Google Cloud and Nvidia said Tuesday that Google would be the first cloud provider to offer Nvidia’s latest GPU for machine learning as a service.
The Nvidia A100 Tensor Core GPU, based on the chipmaker’s new Ampere architecture, represents the largest intergenerational leap in performance in Nvidia’s history. The company said the part performed 20 times better than its previous-gen product.
Another way Ampere is different from its predecessors is that it’s designed for both training and inference machine learning workloads. Nvidia designed a different GPU for each of the two types of workload in prior generations.
And clients can now kick the tires on Ampere in Google Cloud, as part of a new type of cloud instance the provider also announced Tuesday: Accelerator-Optimized VM, or A2.
The beefiest configuration of Google's A2 cloud instance comes with 16 Ampere GPUs, all interconnected by NVSwitch, Nvidia’s technology for interconnecting many GPUs to form a single computing fabric. That’s 640GB of GPU memory, 1.3TB of system memory, and 9.6TB/s of aggregate bandwidth.

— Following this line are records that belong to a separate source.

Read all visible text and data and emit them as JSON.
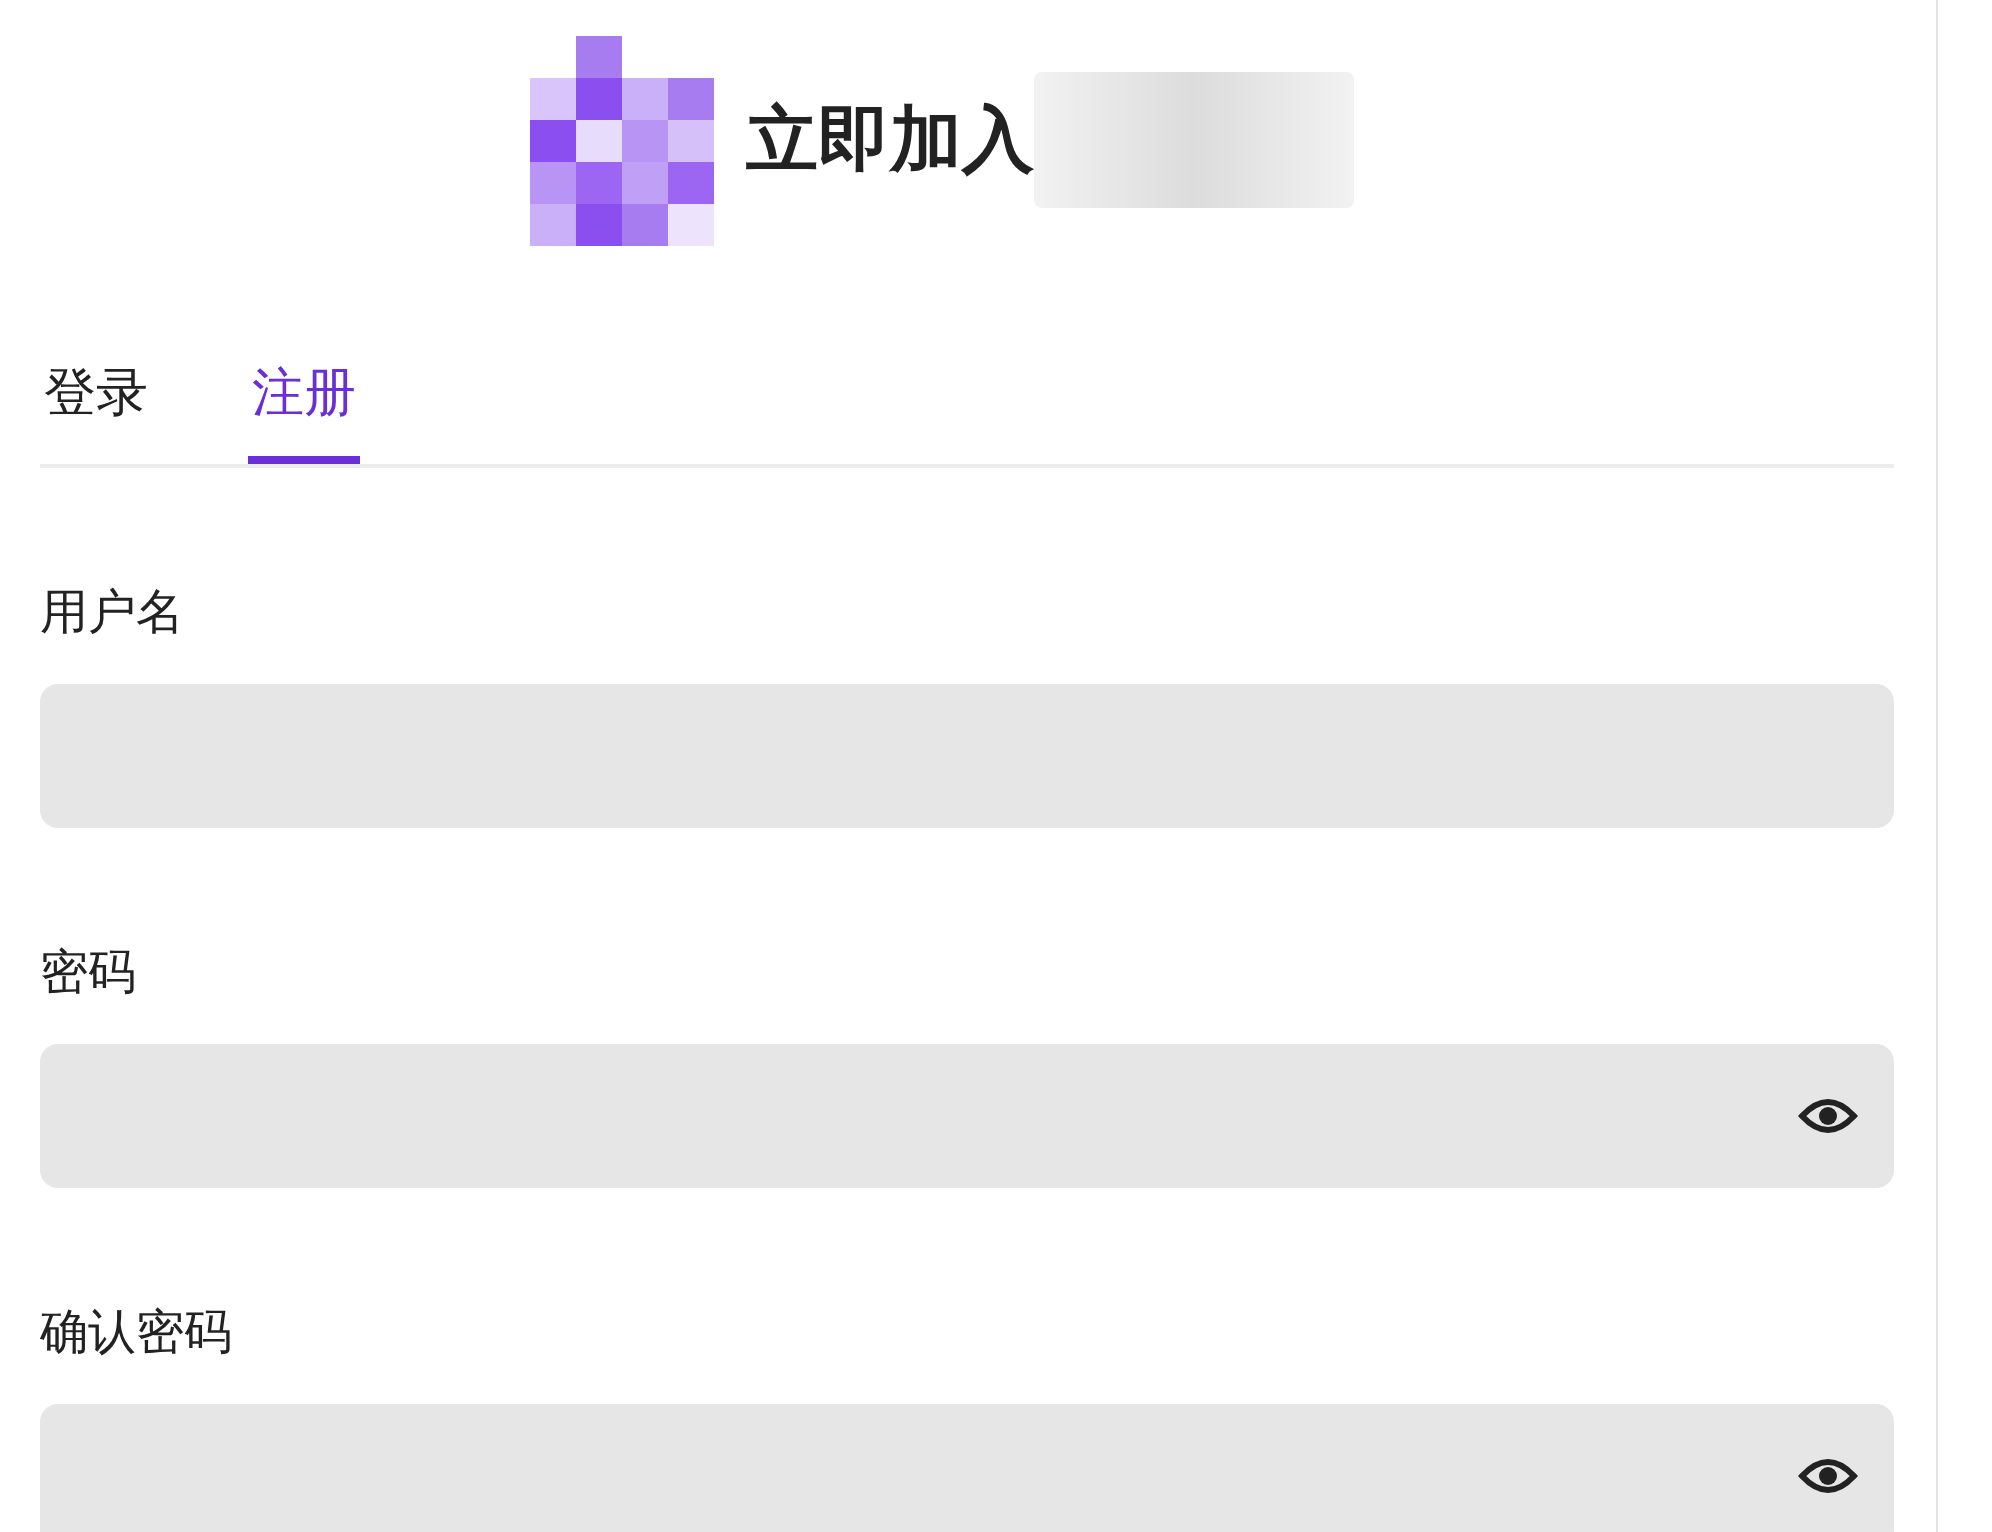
{
  "header": {
    "title": "立即加入"
  },
  "tabs": [
    {
      "label": "登录",
      "selected": false
    },
    {
      "label": "注册",
      "selected": true
    }
  ],
  "fields": [
    {
      "label": "用户名",
      "kind": "text"
    },
    {
      "label": "密码",
      "kind": "password"
    },
    {
      "label": "确认密码",
      "kind": "password"
    }
  ]
}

Smaller A2 configurations are available as well.
For now, A100 instances are only available in alpha. Google Cloud was also first to launch Nvidia’s older T4 GPUs, in November 2018, also in alpha. T4 beta came about three months later, and general availability was announced after four more months.
Google Cloud may be first to offer Ampere GPUs as a service, but Nvidia had delivered the chips to all the major cloud providers as of mid-May, when it announced the chip publicly, the chipmaker’s CEO, Jensen Huang, told Bloomberg at the time. The others (AWS, Azure, Alibaba, Oracle, IBM) will likely roll out their own Ampere cloud infrastructure soon.
Google Cloud was also first to roll out cloud instances powered by AMD’s Epyc 2 chips, which beat comparable Intel parts on both performance and price. The instances, according to Google, would be the most powerful VMs available to Google Cloud users.
Epyc 2 is also the CPU in Nvidia’s own Ampere-based supercomputer for machine learning, the DGX A100, which it announced along with A100 GPUs in May.